The breakthrough comes at a crucial moment for Solana, whose native token, SOL, has been one of the year’s most closely watched assets. This milestone has revived debates over whether Solana is undervalued, particularly when compared with Ethereum, which processes far fewer transactions yet carries a far higher market capitalization.
Ethereum, by comparison, processes approximately 20.7 transactions per second in real-time, according to Etherscan data, which makes it roughly 170 times slower than Solana.
Currently trading just below $190, the network’s performance achievement has reignited speculation about whether SOL can reclaim the $200 mark and beyond.

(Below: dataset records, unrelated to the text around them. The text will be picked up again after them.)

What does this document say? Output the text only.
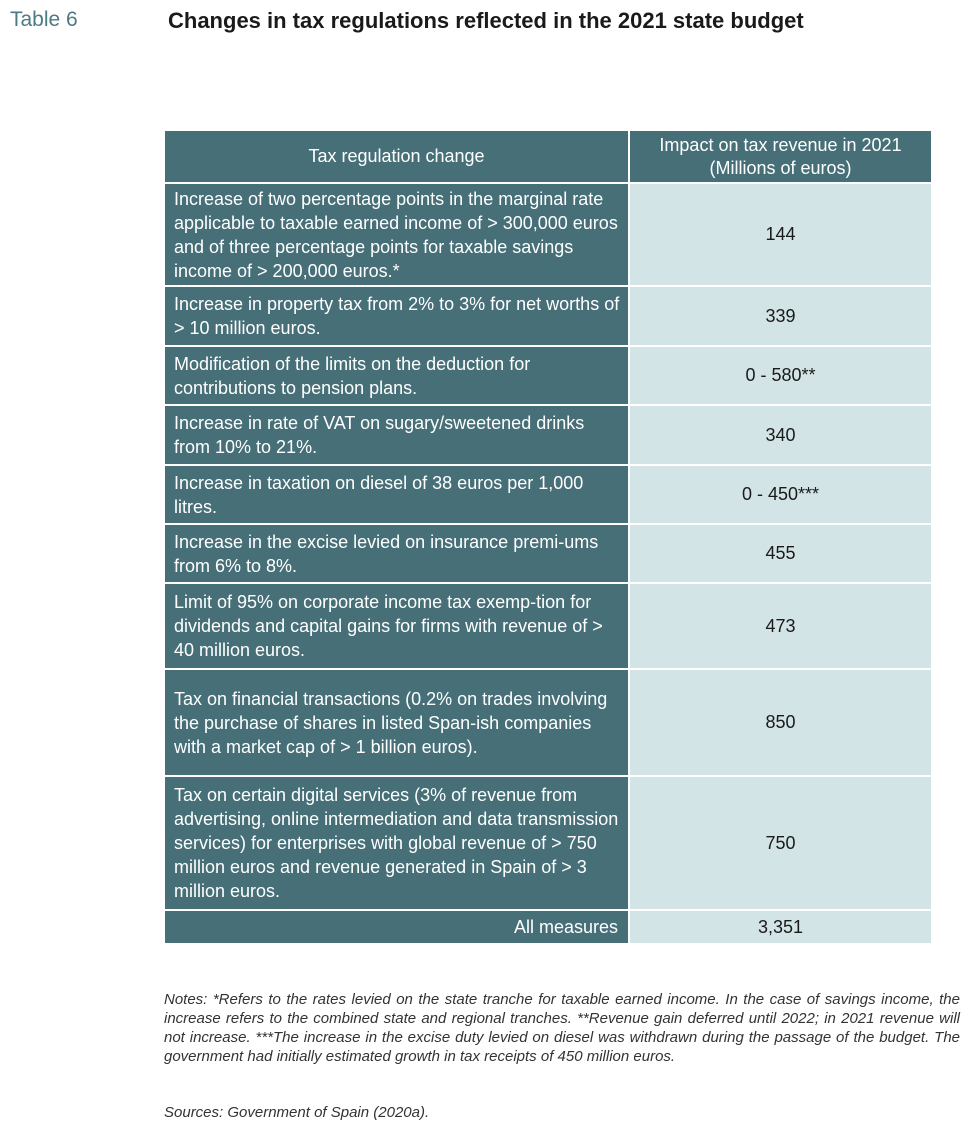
Table 6	Changes in tax regulations reflected in the 2021 state budget
Tax regulation change	Impact on tax revenue in 2021 (Millions of euros)
Increase of two percentage points in the marginal rate applicable to taxable earned income of > 300,000 euros and of three percentage points for taxable savings income of > 200,000 euros.*	144
Increase in property tax from 2% to 3% for net worths of > 10 million euros.	339
Modification of the limits on the deduction for contributions to pension plans.	0 - 580**
Increase in rate of VAT on sugary/sweetened drinks from 10% to 21%.	340
Increase in taxation on diesel of 38 euros per 1,000 litres.	0 - 450***
Increase in the excise levied on insurance premi-ums from 6% to 8%.	455
Limit of 95% on corporate income tax exemp-tion for dividends and capital gains for firms with revenue of > 40 million euros.	473
Tax on financial transactions (0.2% on trades involving the purchase of shares in listed Span-ish companies with a market cap of > 1 billion euros).	850
Tax on certain digital services (3% of revenue from advertising, online intermediation and data transmission services) for enterprises with global revenue of > 750 million euros and revenue generated in Spain of > 3 million euros.	750
All measures	3,351
Notes: *Refers to the rates levied on the state tranche for taxable earned income. In the case of savings income, the increase refers to the combined state and regional tranches. **Revenue gain deferred until 2022; in 2021 revenue will not increase. ***The increase in the excise duty levied on diesel was withdrawn during the passage of the budget. The government had initially estimated growth in tax receipts of 450 million euros.
Sources: Government of Spain (2020a).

Solana bounced from support around $175, mirroring the recovery seen in Bitcoin and Ethereum. The token cleared $180 and broke past $192, even overcoming a bearish trend line at $178.
Bulls pushed SOL as high as $199 before momentum cooled, with the price now consolidating above $192 and the 100-hour moving average. On the upside, the price is facing resistance near the $200 level. The next major resistance is near the $202 level.

Source: TradingView data
In a full bull cycle, some traders even eye $500 as a long-term target, a potential 183% gain from current prices.

Source: TradingView, Binance
As of press time, Solana is trading at approximately $181.96, marking a modest 0.54% dip over the past 24 hours and a 4.04% gain week-over-week.
The token’s 24-hour trading volume stands near $5.19 billion, while its market capitalization hovers around $98.23 billion, putting it firmly among the top-tier cryptocurrencies by valuation.